Vielen Dank für die Antowrten!!
Liebe Grüße
Bettina


----------



## S.Reiner (20. Juli 2011)

*AW: verdunstung?*

Hallo Bettina da hast den Nagel auf dem Kopf gehauen den es ist so das bei Nacht die Verdunstung höher ist .Morgens hab ich immer einen leichten Nebel überm Wasser und wenn es Windig ist dann trägt der Nebel das Wasser weg .


----------



## VolkerN (20. Juli 2011)

*AW: verdunstung?*

Hallo Bettina,

es ist sicherlich die Summe einiger Faktoren die die Wasserverdunstung ausmachen. Die hohen Temperaturen tagsueber und die relativ niedrigen Werte nachts ...dazu die windigen Winde der vergangenen Wochen haben bei mir den Wasserstand taeglich um ca. einen halben Zentimeter sinken lassen. 
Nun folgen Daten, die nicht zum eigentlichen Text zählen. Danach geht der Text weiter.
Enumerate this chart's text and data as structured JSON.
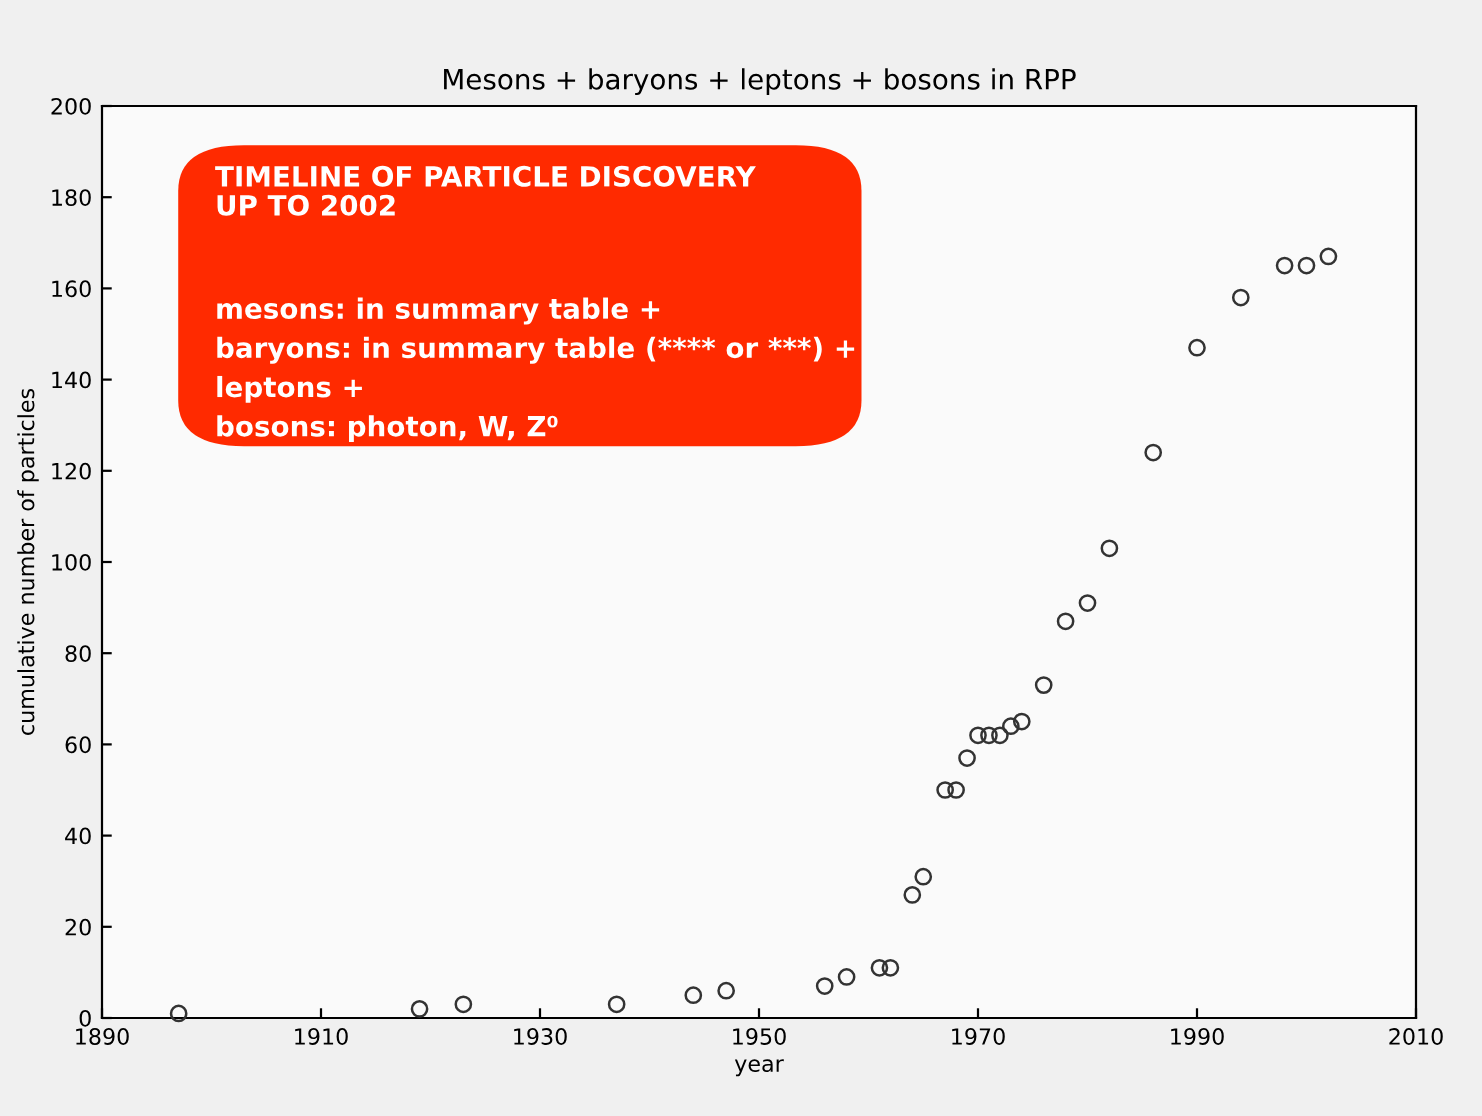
{
  "chart_data": {
    "type": "scatter",
    "title": "Mesons + baryons + leptons + bosons in RPP",
    "xlabel": "year",
    "ylabel": "cumulative number of particles",
    "x": [
      1897,
      1919,
      1923,
      1937,
      1944,
      1947,
      1956,
      1958,
      1961,
      1962,
      1964,
      1965,
      1967,
      1968,
      1969,
      1970,
      1971,
      1972,
      1973,
      1974,
      1976,
      1978,
      1980,
      1982,
      1986,
      1990,
      1994,
      1998,
      2000,
      2002
    ],
    "values": [
      1,
      2,
      3,
      3,
      5,
      6,
      7,
      9,
      11,
      11,
      27,
      31,
      50,
      50,
      57,
      62,
      62,
      62,
      64,
      65,
      73,
      87,
      91,
      103,
      124,
      147,
      158,
      165,
      165,
      167
    ],
    "color": "#333333",
    "marker": "circle",
    "xlim": [
      1890,
      2010
    ],
    "xticks": [
      1890,
      1910,
      1930,
      1950,
      1970,
      1990,
      2010
    ],
    "ylim": [
      0,
      200
    ],
    "yticks": [
      0,
      20,
      40,
      60,
      80,
      100,
      120,
      140,
      160,
      180,
      200
    ],
    "grid": false,
    "annotations": [
      "TIMELINE OF PARTICLE DISCOVERY\nUP TO 2002",
      "mesons: in summary table +",
      "baryons: in summary table (**** or ***) +",
      "leptons +",
      "bosons: photon, W, Z⁰"
    ]
  }
}
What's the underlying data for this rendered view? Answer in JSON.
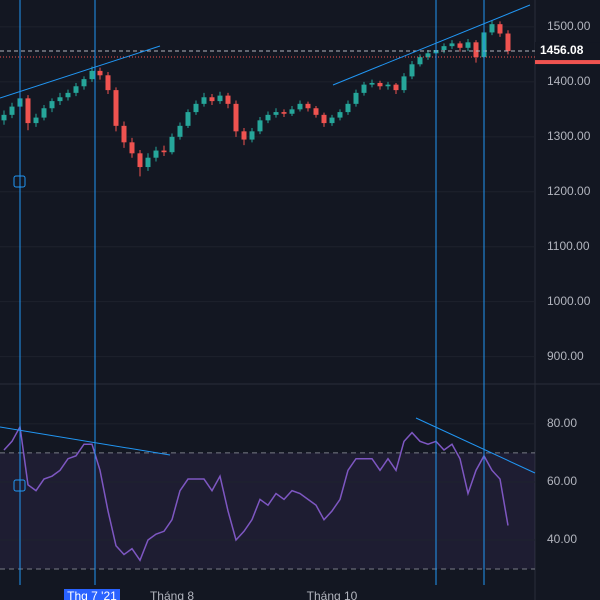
{
  "chart_data": [
    {
      "type": "candlestick",
      "up_color": "#26a69a",
      "down_color": "#ef5350",
      "ylim": [
        852,
        1549
      ],
      "yticks": [
        {
          "value": 900,
          "label": "900.00"
        },
        {
          "value": 1000,
          "label": "1000.00"
        },
        {
          "value": 1100,
          "label": "1100.00"
        },
        {
          "value": 1200,
          "label": "1200.00"
        },
        {
          "value": 1300,
          "label": "1300.00"
        },
        {
          "value": 1400,
          "label": "1400.00"
        },
        {
          "value": 1500,
          "label": "1500.00"
        }
      ],
      "xticks": [
        {
          "value": 11,
          "label": "Thg 7 '21"
        },
        {
          "value": 21,
          "label": "Tháng 8"
        },
        {
          "value": 41,
          "label": "Tháng 10"
        }
      ],
      "last_price": 1456.08,
      "ohlc": [
        [
          1330,
          1348,
          1322,
          1340
        ],
        [
          1340,
          1362,
          1334,
          1355
        ],
        [
          1355,
          1378,
          1348,
          1370
        ],
        [
          1370,
          1376,
          1312,
          1325
        ],
        [
          1325,
          1342,
          1318,
          1335
        ],
        [
          1335,
          1358,
          1330,
          1352
        ],
        [
          1352,
          1370,
          1345,
          1365
        ],
        [
          1365,
          1380,
          1358,
          1372
        ],
        [
          1372,
          1386,
          1366,
          1380
        ],
        [
          1380,
          1398,
          1374,
          1392
        ],
        [
          1392,
          1410,
          1386,
          1405
        ],
        [
          1405,
          1428,
          1400,
          1420
        ],
        [
          1420,
          1426,
          1404,
          1412
        ],
        [
          1412,
          1418,
          1378,
          1385
        ],
        [
          1385,
          1390,
          1310,
          1320
        ],
        [
          1320,
          1328,
          1280,
          1290
        ],
        [
          1290,
          1298,
          1262,
          1270
        ],
        [
          1270,
          1276,
          1228,
          1245
        ],
        [
          1245,
          1270,
          1238,
          1262
        ],
        [
          1262,
          1282,
          1255,
          1275
        ],
        [
          1275,
          1284,
          1265,
          1272
        ],
        [
          1272,
          1306,
          1268,
          1300
        ],
        [
          1300,
          1326,
          1295,
          1320
        ],
        [
          1320,
          1350,
          1316,
          1345
        ],
        [
          1345,
          1366,
          1340,
          1360
        ],
        [
          1360,
          1380,
          1355,
          1372
        ],
        [
          1372,
          1378,
          1358,
          1365
        ],
        [
          1365,
          1382,
          1360,
          1375
        ],
        [
          1375,
          1380,
          1352,
          1360
        ],
        [
          1360,
          1366,
          1300,
          1310
        ],
        [
          1310,
          1316,
          1285,
          1295
        ],
        [
          1295,
          1316,
          1290,
          1310
        ],
        [
          1310,
          1336,
          1305,
          1330
        ],
        [
          1330,
          1346,
          1325,
          1340
        ],
        [
          1340,
          1352,
          1335,
          1345
        ],
        [
          1345,
          1350,
          1336,
          1342
        ],
        [
          1342,
          1356,
          1338,
          1350
        ],
        [
          1350,
          1366,
          1346,
          1360
        ],
        [
          1360,
          1364,
          1346,
          1352
        ],
        [
          1352,
          1356,
          1335,
          1340
        ],
        [
          1340,
          1344,
          1318,
          1325
        ],
        [
          1325,
          1340,
          1320,
          1335
        ],
        [
          1335,
          1350,
          1330,
          1345
        ],
        [
          1345,
          1366,
          1340,
          1360
        ],
        [
          1360,
          1386,
          1355,
          1380
        ],
        [
          1380,
          1400,
          1375,
          1395
        ],
        [
          1395,
          1404,
          1390,
          1398
        ],
        [
          1398,
          1402,
          1386,
          1392
        ],
        [
          1392,
          1400,
          1386,
          1395
        ],
        [
          1395,
          1398,
          1378,
          1385
        ],
        [
          1385,
          1416,
          1380,
          1410
        ],
        [
          1410,
          1438,
          1405,
          1432
        ],
        [
          1432,
          1450,
          1428,
          1445
        ],
        [
          1445,
          1458,
          1440,
          1452
        ],
        [
          1452,
          1464,
          1446,
          1458
        ],
        [
          1458,
          1470,
          1452,
          1465
        ],
        [
          1465,
          1476,
          1460,
          1470
        ],
        [
          1470,
          1474,
          1455,
          1462
        ],
        [
          1462,
          1478,
          1456,
          1472
        ],
        [
          1472,
          1476,
          1435,
          1445
        ],
        [
          1445,
          1496,
          1440,
          1490
        ],
        [
          1490,
          1512,
          1485,
          1505
        ],
        [
          1505,
          1510,
          1482,
          1488
        ],
        [
          1488,
          1494,
          1450,
          1456.08
        ]
      ]
    },
    {
      "type": "line",
      "color": "#7e57c2",
      "ylim": [
        24.5,
        93.4
      ],
      "yticks": [
        {
          "value": 40,
          "label": "40.00"
        },
        {
          "value": 60,
          "label": "60.00"
        },
        {
          "value": 80,
          "label": "80.00"
        }
      ],
      "bands": [
        30,
        70
      ],
      "values": [
        71,
        74,
        79,
        59,
        57,
        61,
        62,
        64,
        68,
        69,
        73,
        73,
        64,
        50,
        38,
        35,
        37,
        33,
        40,
        42,
        43,
        47,
        57,
        61,
        61,
        61,
        57,
        62,
        50,
        40,
        43,
        47,
        54,
        52,
        56,
        54,
        57,
        56,
        54,
        52,
        47,
        50,
        54,
        64,
        68,
        68,
        68,
        64,
        68,
        64,
        74,
        77,
        74,
        73,
        74,
        71,
        73,
        68,
        56,
        64,
        69,
        64,
        61,
        45
      ]
    }
  ]
}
Der Teich liegt allerdings auch auf einem Huegel und von der Wetterseite blaest der Wind dann recht oft und teilweise heftig. 
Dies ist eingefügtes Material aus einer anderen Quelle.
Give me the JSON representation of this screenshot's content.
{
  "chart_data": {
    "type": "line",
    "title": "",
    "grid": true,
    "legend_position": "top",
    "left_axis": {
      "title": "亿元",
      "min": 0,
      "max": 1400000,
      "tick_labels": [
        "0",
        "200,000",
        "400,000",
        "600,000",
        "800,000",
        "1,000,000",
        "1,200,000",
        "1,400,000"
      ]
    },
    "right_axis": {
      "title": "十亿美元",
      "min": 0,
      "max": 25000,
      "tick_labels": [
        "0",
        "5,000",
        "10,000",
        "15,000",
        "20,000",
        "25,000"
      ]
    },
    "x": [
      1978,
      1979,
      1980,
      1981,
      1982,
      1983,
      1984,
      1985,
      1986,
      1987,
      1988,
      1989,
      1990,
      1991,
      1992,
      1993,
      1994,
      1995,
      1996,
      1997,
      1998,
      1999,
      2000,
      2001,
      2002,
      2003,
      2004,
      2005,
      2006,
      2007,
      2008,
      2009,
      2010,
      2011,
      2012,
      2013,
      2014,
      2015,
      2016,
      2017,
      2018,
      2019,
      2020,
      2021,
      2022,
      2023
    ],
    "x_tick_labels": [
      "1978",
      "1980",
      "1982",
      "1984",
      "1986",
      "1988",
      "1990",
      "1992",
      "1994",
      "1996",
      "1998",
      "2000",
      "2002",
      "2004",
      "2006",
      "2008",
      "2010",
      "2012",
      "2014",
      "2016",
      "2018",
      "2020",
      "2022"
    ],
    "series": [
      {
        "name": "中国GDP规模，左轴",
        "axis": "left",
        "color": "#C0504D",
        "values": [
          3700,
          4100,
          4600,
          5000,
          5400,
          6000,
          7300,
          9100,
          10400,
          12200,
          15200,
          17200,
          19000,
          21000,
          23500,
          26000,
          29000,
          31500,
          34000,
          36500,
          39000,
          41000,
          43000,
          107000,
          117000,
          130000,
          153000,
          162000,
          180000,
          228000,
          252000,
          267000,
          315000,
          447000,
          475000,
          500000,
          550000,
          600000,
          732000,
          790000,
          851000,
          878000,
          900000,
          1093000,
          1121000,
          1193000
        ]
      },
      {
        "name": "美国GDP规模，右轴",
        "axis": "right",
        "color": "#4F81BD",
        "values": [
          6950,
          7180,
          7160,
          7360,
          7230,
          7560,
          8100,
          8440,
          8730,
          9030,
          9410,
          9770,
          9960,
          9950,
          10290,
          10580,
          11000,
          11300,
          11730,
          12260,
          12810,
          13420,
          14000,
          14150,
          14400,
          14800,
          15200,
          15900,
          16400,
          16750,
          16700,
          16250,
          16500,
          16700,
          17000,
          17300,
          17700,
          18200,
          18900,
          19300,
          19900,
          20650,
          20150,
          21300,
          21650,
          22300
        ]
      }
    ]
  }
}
Der Fachberater ueber den ich den Teichfilter gekauft hatte sagte das bei hohen Temperaturen durch den Filterprozess und das erneute Einspeisen des gefilterten Wassers ueber die Zulaeufe die Verdunstung zusaetzlich beguenstigt wird.
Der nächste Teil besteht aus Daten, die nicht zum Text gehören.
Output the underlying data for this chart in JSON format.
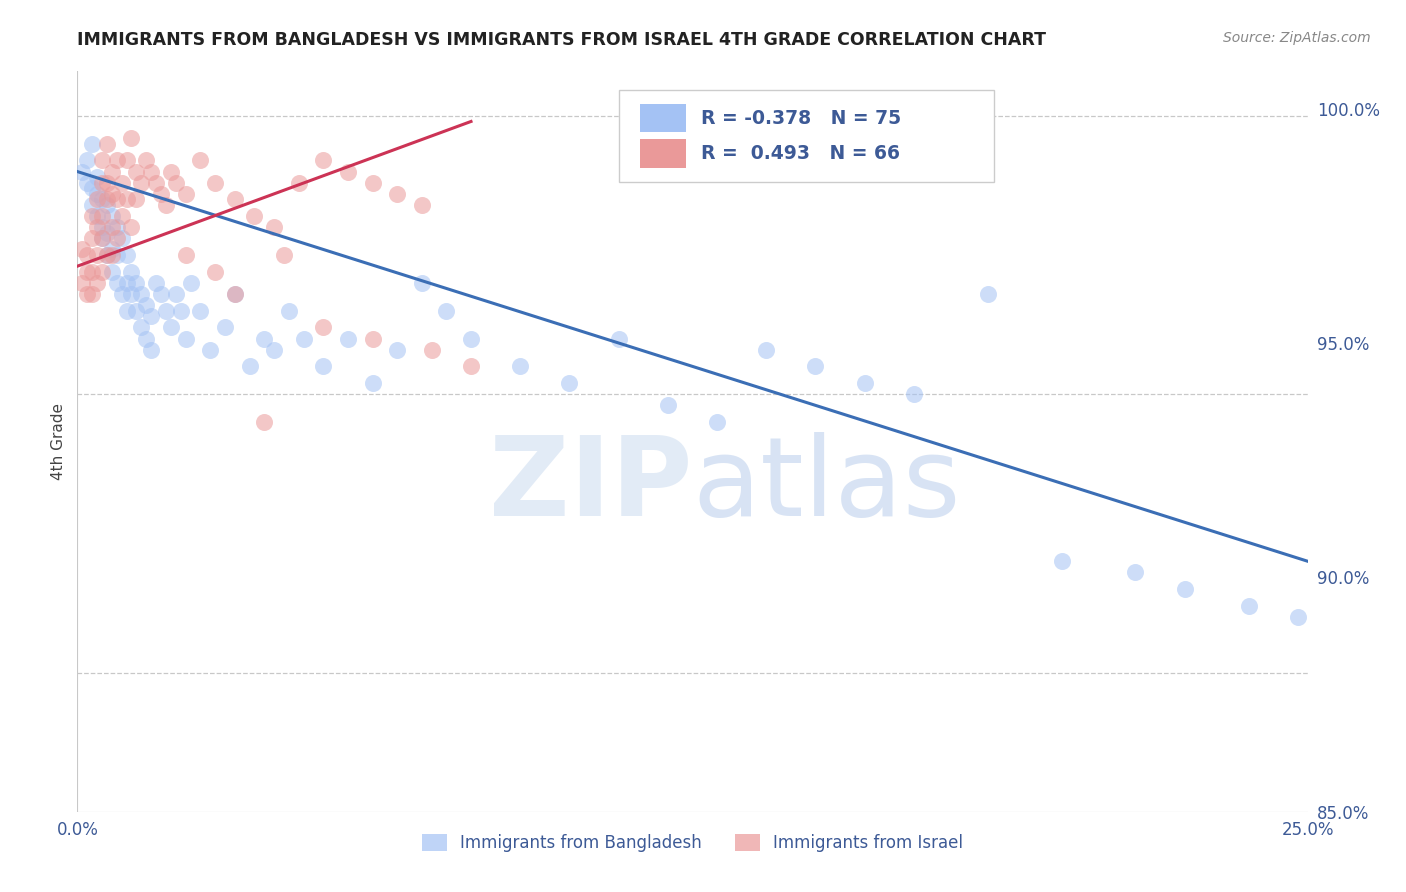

Ich habe den Teich seit fast zwei Jahren (vom Vorbesitzer uebernommen) und im ersten Jahr hab ich mir ernsthafte Sorgen wegen der Dichtigkeit gemacht. Mittlerweile sehe ich das gelassener :smoki ...denn in den kuehleren Wetterperioden sinkt der Wasserstand so gut wie gar nicht ...und momentan steigt er sogar bei den Niederschlaegen so stark an das ich mir ueberlegen muss wieder Wasser abzupumpen (hab leider keinen Ueberlauf ...ausser den "natuerlichen Ueberlauf" zum tiefergelegenen Grundstueck meines Nachbarn ...und ich glaub der waer mit dem "natuerlichen" Abfluss in sein Wohnzimmer nicht wirklich einverstanden


----------



## bigfoot (20. Juli 2011)

*AW: verdunstung?*



Reiner S schrieb:


> Hallo Bettina da hast den Nagel auf dem Kopf gehauen den es ist so das bei Nacht die Verdunstung höher ist .Morgens hab ich immer einen leichten Nebel überm Wasser und wenn es Windig ist dann trägt der Nebel das Wasser weg .



Na, ob das stimmt? 

der Nebel zeigt nur an, dass die Luft mit Wasserdampf gesättigt ist. Kältere Luft ist früher mit Wasseerdampf gesättigt, ergo kann nachts die kältere Luft weniger Wasser aufnehmen als tagsüber. Zudem wird durch den tagsüber stärker auftretenden Wind mehr trockene Luft über die Wasseroberfläche gestrichen. Kann man auch einfach überprüfen, wann trocknet die Wäsche besser - tagsüber oder nachts?


----------



## danyvet (20. Juli 2011)

*AW: verdunstung?*

Hmmm... und warum ist dann mein Sitzkissen am morgen feucht, wenn ich es über Nacht draußen vergesse? Auch wenns nicht regnet...muss wohl doch so sein, dass in der Nacht mehr Wasser in der Luft liegt. Und wo kommt das her? Vom Teich, von der Wiese etc.
Oder doch nicht?


----------



## bigfoot (20. Juli 2011)

*AW: verdunstung?*



danyvet schrieb:


> Hmmm... und warum ist dann mein Sitzkissen am morgen feucht, wenn ich es über Nacht draußen vergesse? Auch wenns nicht regnet...muss wohl doch so sein, dass in der Nacht mehr Wasser in der Luft liegt. Und wo kommt das her? Vom Teich, von der Wiese etc.
> Oder doch nicht?



Wasserdampf in der Luft wird beschrieben durch die Luftfeuchte. 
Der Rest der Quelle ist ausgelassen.